L'héroïne, Helen, est passionnée depuis l'enfance par la fauconnerie. Pourquoi pas. Elle est aussi, entre deux balades au parc épervier au poing, chargée de cours à Cambridge, mais son contrat tire à sa fin. Brutalement, son père très aimé et très aimant meurt. C'est un deuil impossible pour Helen, son monde s'effondre et disparait, elle est perdue dans le nouveau ...Alors elle decide...que la seule solution c'est évidemment...de dresser un autour ...Non, non, pas un vautour, un autour. Je répète, un autour. C'est quoi un autour ? Je vous sens titillés d'une immense curiosité... Et bien,dame, c'est un épervier, mais en plus gros. Dingue, hein ? Je n'avais pas lu ça dans Flaubert. Ce benêt s'était arrêté aux perroquets...maintenant je me demande avec anxiété quelle est exactement l'espèce du perroquet de Félicité...
Bref. L'autour est réputé depuis le Moyen Âge pour sa difficulté, sa cruauté, ses caprices, son goût du sang...un vrai défi.

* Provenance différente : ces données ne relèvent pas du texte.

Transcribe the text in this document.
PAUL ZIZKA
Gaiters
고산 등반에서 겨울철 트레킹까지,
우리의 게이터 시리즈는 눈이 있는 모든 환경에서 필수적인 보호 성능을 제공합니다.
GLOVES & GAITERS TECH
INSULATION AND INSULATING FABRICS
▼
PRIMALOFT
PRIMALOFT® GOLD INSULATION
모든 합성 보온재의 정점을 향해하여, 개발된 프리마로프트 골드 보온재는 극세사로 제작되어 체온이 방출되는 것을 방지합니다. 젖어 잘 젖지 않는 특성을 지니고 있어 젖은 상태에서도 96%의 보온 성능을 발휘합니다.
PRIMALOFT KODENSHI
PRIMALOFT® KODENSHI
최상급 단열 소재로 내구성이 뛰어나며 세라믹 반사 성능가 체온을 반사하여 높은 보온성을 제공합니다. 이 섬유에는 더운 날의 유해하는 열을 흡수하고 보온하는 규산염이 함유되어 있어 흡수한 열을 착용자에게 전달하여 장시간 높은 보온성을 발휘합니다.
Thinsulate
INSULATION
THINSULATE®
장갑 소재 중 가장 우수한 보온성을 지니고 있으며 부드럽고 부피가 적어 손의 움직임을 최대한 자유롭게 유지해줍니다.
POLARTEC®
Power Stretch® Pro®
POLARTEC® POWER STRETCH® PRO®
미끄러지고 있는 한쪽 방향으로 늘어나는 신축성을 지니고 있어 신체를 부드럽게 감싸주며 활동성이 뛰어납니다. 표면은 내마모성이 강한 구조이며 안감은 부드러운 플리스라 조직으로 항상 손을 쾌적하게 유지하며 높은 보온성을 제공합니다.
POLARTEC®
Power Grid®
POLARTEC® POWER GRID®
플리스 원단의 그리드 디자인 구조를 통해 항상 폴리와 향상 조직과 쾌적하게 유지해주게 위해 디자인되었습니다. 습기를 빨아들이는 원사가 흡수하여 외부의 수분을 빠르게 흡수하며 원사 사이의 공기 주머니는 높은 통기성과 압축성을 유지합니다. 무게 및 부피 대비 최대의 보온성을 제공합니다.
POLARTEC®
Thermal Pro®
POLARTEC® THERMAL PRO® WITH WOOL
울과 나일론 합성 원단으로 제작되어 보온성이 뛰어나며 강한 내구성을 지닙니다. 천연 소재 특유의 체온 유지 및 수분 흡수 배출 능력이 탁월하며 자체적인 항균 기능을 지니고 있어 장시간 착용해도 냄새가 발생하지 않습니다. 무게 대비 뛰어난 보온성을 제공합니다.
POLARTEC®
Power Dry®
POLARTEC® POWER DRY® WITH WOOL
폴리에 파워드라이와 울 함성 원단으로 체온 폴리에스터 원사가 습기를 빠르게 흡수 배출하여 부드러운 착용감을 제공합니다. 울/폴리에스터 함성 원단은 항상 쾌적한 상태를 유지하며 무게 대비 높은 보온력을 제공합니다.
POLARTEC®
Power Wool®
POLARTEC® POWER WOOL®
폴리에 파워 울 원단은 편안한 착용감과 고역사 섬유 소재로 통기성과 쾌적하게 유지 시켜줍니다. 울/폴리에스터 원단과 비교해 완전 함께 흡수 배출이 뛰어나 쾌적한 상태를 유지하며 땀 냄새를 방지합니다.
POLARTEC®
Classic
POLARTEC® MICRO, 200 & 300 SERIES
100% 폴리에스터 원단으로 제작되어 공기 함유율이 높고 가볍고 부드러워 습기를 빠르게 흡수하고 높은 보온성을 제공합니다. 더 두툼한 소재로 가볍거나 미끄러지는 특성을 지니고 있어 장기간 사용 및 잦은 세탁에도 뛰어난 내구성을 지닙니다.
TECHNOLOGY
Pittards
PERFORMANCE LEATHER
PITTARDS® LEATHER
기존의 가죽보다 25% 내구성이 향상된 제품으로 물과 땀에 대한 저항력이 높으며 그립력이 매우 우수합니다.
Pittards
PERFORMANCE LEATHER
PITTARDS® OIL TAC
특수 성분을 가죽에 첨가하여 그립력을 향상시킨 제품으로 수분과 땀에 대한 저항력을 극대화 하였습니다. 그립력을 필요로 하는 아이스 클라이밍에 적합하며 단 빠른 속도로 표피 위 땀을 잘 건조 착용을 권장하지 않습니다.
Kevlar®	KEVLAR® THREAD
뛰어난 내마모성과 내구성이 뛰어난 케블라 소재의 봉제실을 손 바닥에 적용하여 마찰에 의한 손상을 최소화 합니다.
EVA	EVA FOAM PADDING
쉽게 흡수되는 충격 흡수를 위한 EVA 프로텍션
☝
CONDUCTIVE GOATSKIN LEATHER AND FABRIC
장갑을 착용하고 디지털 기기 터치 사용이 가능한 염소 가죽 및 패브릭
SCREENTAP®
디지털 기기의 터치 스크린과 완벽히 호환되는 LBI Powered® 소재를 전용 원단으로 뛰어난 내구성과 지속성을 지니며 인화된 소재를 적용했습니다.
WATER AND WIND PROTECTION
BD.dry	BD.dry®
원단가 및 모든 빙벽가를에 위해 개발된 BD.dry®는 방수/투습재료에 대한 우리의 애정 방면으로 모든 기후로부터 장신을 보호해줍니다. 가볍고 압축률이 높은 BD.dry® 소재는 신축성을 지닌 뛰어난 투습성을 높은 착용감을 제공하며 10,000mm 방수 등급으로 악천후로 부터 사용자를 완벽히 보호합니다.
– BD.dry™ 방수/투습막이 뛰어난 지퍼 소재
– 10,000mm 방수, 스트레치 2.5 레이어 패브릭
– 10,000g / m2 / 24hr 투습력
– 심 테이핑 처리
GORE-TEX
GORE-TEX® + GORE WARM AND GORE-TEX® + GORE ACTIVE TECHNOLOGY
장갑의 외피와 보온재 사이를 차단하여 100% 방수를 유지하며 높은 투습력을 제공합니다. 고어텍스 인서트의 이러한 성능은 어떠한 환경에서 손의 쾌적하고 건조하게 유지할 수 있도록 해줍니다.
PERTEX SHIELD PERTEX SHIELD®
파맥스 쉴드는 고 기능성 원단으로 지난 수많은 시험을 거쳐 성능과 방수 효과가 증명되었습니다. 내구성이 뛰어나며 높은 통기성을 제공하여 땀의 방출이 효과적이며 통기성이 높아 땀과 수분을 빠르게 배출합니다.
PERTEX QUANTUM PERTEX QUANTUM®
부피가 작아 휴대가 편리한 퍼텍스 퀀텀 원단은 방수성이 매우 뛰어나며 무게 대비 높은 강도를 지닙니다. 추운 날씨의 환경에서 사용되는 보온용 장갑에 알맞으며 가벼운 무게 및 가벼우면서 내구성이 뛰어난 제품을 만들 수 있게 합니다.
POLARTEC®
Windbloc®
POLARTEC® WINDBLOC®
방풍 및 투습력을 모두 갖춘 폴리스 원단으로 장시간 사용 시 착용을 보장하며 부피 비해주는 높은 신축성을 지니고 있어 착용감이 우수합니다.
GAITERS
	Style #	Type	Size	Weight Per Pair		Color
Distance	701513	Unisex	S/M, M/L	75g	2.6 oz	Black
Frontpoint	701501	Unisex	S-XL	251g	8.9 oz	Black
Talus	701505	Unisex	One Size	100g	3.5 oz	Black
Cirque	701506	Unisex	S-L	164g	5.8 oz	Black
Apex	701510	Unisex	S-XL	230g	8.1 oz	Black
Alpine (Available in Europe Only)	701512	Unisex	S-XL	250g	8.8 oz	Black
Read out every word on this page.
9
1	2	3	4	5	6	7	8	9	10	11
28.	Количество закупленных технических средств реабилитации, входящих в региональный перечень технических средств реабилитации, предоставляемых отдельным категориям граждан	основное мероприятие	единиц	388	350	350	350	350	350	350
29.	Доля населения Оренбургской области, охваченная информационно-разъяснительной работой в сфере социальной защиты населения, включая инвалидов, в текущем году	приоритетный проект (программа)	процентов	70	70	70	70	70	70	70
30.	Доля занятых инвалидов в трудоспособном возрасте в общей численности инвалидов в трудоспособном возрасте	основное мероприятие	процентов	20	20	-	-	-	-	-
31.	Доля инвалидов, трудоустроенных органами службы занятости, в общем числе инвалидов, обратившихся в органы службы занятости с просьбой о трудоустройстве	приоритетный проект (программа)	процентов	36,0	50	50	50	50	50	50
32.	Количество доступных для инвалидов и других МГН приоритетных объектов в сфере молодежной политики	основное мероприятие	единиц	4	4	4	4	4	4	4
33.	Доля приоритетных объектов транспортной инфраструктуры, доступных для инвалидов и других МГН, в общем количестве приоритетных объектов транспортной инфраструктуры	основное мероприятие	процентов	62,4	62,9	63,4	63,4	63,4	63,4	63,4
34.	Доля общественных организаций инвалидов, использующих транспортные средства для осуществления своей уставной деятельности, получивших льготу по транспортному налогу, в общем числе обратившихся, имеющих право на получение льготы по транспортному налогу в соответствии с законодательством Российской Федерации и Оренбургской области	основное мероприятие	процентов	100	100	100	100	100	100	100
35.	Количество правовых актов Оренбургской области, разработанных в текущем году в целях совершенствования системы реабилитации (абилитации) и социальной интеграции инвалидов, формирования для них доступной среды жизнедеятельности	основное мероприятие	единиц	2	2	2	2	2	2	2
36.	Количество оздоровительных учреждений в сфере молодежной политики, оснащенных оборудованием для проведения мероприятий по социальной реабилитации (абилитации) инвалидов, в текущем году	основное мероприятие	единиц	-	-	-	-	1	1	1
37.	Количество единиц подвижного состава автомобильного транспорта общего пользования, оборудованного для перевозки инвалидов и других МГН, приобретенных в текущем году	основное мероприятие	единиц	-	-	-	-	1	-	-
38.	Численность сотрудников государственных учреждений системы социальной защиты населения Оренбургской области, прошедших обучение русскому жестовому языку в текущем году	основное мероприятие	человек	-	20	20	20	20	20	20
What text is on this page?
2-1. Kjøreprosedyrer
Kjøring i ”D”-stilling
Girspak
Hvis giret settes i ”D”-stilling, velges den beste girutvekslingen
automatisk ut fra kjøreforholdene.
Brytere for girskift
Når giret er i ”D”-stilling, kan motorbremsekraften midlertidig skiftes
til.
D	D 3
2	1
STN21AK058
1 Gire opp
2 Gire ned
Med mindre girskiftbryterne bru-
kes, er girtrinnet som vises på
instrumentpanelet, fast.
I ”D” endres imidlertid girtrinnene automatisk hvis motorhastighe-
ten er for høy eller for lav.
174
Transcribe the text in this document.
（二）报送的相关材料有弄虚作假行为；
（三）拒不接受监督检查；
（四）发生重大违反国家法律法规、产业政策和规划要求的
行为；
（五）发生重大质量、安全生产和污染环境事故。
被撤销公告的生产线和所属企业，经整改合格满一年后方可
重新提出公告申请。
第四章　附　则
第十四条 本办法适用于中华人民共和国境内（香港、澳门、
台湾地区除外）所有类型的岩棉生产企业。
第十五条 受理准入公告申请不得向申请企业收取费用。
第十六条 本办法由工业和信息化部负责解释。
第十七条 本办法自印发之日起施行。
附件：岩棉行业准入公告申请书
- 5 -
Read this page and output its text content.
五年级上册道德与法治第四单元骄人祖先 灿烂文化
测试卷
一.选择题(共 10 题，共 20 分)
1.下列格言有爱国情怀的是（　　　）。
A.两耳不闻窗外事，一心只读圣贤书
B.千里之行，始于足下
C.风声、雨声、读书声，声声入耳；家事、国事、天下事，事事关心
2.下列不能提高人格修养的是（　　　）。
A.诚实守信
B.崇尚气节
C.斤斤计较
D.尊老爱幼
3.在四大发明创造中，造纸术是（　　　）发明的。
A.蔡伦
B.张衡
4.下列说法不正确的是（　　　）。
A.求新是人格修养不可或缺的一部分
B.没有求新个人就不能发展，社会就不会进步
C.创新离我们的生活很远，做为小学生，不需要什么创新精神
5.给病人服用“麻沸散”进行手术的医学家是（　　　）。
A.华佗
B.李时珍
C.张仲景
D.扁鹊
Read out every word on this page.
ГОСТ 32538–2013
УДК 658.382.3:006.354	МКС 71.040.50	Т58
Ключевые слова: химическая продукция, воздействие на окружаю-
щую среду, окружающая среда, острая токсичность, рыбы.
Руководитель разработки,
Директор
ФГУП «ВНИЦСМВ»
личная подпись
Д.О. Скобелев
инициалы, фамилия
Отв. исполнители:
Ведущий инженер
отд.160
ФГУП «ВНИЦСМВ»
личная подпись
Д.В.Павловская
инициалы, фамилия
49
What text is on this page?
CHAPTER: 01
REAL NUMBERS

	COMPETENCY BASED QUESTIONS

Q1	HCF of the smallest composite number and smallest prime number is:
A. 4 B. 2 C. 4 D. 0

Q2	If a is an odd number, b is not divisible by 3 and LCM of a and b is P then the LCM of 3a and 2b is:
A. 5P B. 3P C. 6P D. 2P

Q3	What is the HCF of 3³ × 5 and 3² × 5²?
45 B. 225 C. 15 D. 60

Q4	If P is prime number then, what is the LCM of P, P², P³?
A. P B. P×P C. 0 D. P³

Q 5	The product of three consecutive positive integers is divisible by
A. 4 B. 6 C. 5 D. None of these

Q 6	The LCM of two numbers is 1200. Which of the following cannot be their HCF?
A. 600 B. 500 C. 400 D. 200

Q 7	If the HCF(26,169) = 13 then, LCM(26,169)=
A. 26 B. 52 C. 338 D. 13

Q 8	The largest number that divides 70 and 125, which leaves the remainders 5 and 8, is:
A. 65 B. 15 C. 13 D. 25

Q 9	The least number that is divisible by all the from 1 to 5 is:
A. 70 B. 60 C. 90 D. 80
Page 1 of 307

Bon, et la suite ? Et bien c'est tout. On va dresser le perroquet, euh, pardon, l'autour, et puis voilà.
Je n'ai pas flambé pour ce livre. D'abord les défauts, à mon humble avis. Ça part dans tous les sens et ça ne va nulle part. Papa, Mabel ( l'autour), TH White - qui c'est ça ? Un auteur - pas un autour huhuhu- des années 1930 qui lui aussi a dressé un autour pour soigner sa dépression, mais s'y est pris comme un manche... pauvres animaux anti depresseurs...Helen craint de faire aussi mal que White- c'est moyennement intéressant. Promenades au parc avec Mabel, Mabel va-elle- réussir à voler seule, Mabel tue son premier lapin ...Papa me manque, White faisait vraiment n'importe quoi avec son oiseau blabla bla...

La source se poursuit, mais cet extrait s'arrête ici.